Can’t wait for this series.
posted November 16, 2009 at 9:36 am
This looks like a very interesting resourse. I look forward to diving into this, and I think that it’s good to see more global voices in the Christian conversation. Maybe it will help us get past the misconception that Christianity, born in the east, is a “western religion.” My own tribe (Church of Christ) is now larger in Africa than in North America, and churches in Ghana are now sending mission efforts to the US.
posted November 16, 2009 at 9:40 am
Like James, my own tribe (Anglican) is growing by leaps and bounds in Africa and several provinces have sent missionary bishops to the United States and Canada. I’m encouraged to see this and will surely order it soon.
posted November 16, 2009 at 9:48 am
Scot,
Thanks for this–I’m looking forward to seeing the commentaries as well. Those of us who pastor English-speaking congregations in Europe often have a strong contingent of Africans, and I’m looking forward to seeing well-known passages through different eyes. On a more daily basis, though, I would recommend the devotional emails from African Enterprise. Each morning I read a reflection by Gottfried Osei-Mensah, and I’m finding it both challenging and fruitful.

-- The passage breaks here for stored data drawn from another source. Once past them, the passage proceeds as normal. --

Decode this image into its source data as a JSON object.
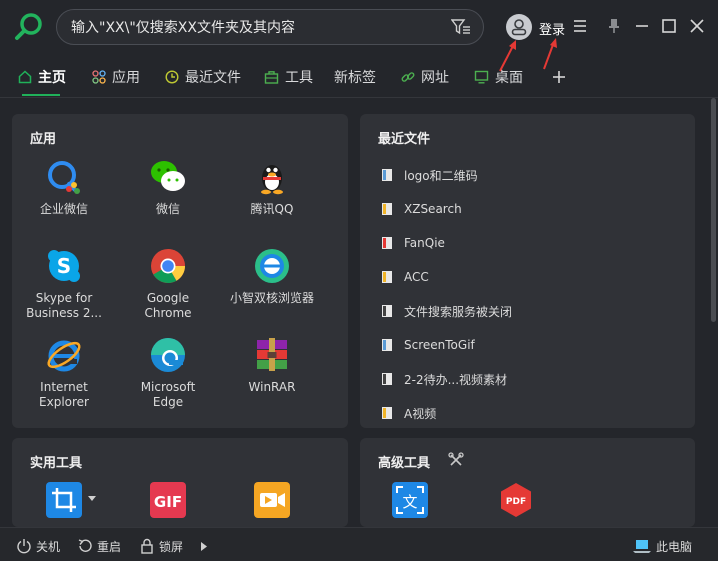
{
  "search": {
    "value": "输入\"XX\\\"仅搜索XX文件夹及其内容"
  },
  "account": {
    "login_label": "登录"
  },
  "tabs": [
    {
      "label": "主页",
      "icon": "home-icon"
    },
    {
      "label": "应用",
      "icon": "apps-icon"
    },
    {
      "label": "最近文件",
      "icon": "clock-icon"
    },
    {
      "label": "工具",
      "icon": "toolbox-icon"
    },
    {
      "label": "新标签"
    },
    {
      "label": "网址",
      "icon": "link-icon"
    },
    {
      "label": "桌面",
      "icon": "monitor-icon"
    }
  ],
  "apps": {
    "title": "应用",
    "items": [
      {
        "label": "企业微信"
      },
      {
        "label": "微信"
      },
      {
        "label": "腾讯QQ"
      },
      {
        "label": "Skype for Business 2..."
      },
      {
        "label": "Google Chrome"
      },
      {
        "label": "小智双核浏览器"
      },
      {
        "label": "Internet Explorer"
      },
      {
        "label": "Microsoft Edge"
      },
      {
        "label": "WinRAR"
      }
    ]
  },
  "recent": {
    "title": "最近文件",
    "items": [
      {
        "label": "logo和二维码"
      },
      {
        "label": "XZSearch"
      },
      {
        "label": "FanQie"
      },
      {
        "label": "ACC"
      },
      {
        "label": "文件搜索服务被关闭"
      },
      {
        "label": "ScreenToGif"
      },
      {
        "label": "2-2待办...视频素材"
      },
      {
        "label": "A视频"
      }
    ]
  },
  "tools": {
    "title": "实用工具"
  },
  "advanced_tools": {
    "title": "高级工具"
  },
  "bottom": {
    "shutdown": "关机",
    "restart": "重启",
    "lock": "锁屏",
    "this_pc": "此电脑"
  },
  "colors": {
    "accent": "#20b15a",
    "background": "#24262b",
    "panel": "#303237"
  }
}
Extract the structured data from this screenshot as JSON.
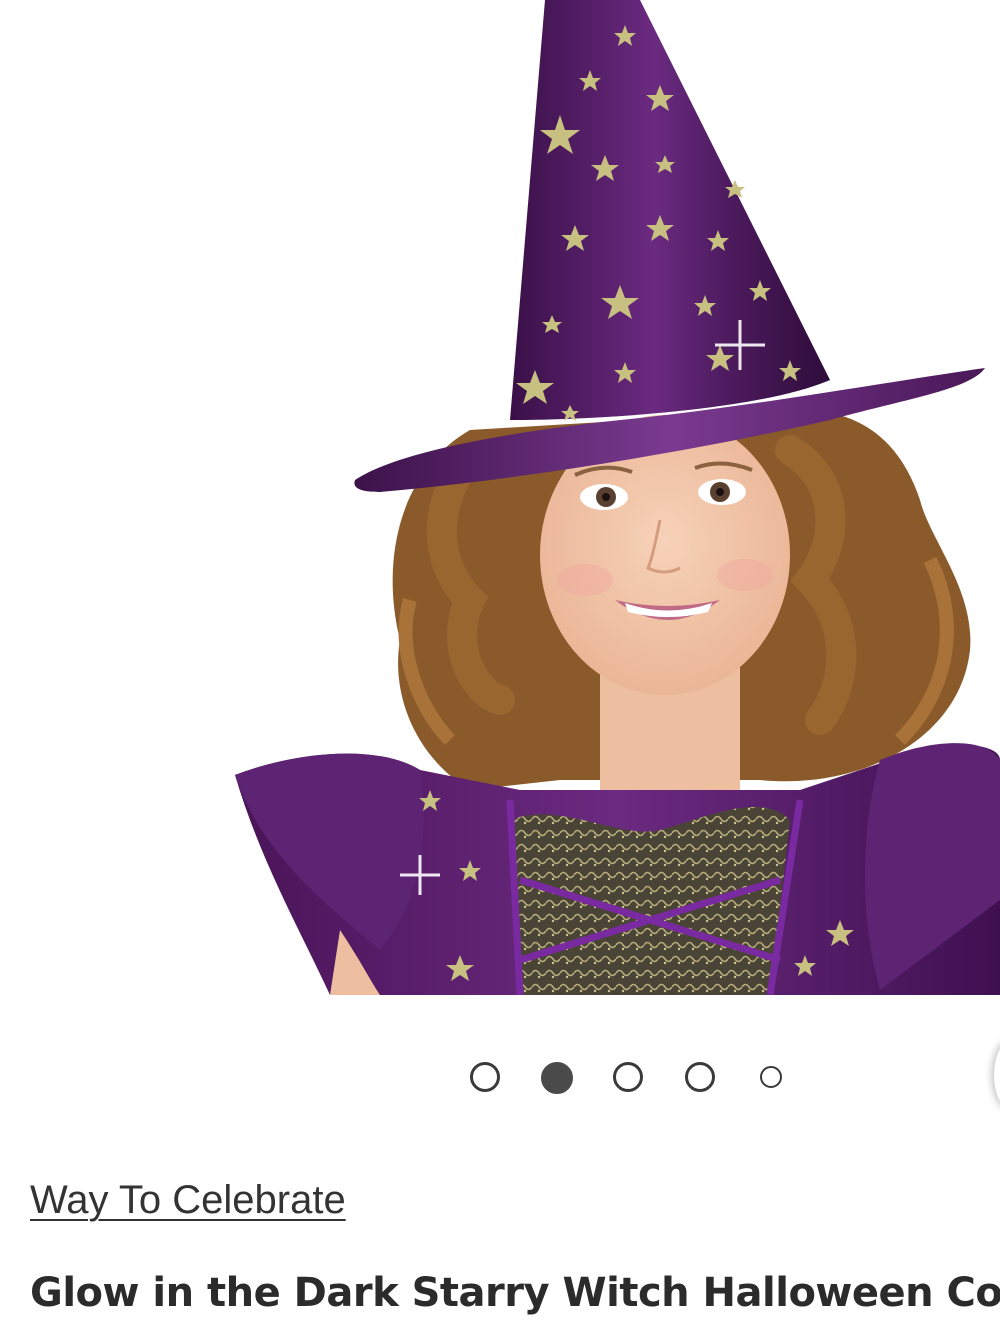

posted November 19, 2009 at 10:40 am
Grateful to Scot for this encouraging review of Sam Ngewa’s book. Folks might like to know that Ngewa was one of the senior editors for the Africa Bible Commentary – a work entirely produced by 70 African scholars, in Africa and for Africa, but also published and distributed in the west by Zondervan. And “Hippo Books” is a consortium of evangelical African publishers, brought together for this project by the Langham Partnership International, which sponsors these efforts, but puts the control entirely in an African board of directors. In the USA, Langham goes by the name of its original founder – John Stott, and can be checked out at http://www.johnstott.org. We are keen not only to help Christian writers and publishers in Africa and other parts of the majority world, but to enable their work to get read in the west – as part of the global theological conversation that Scot rightly sees as so important these days.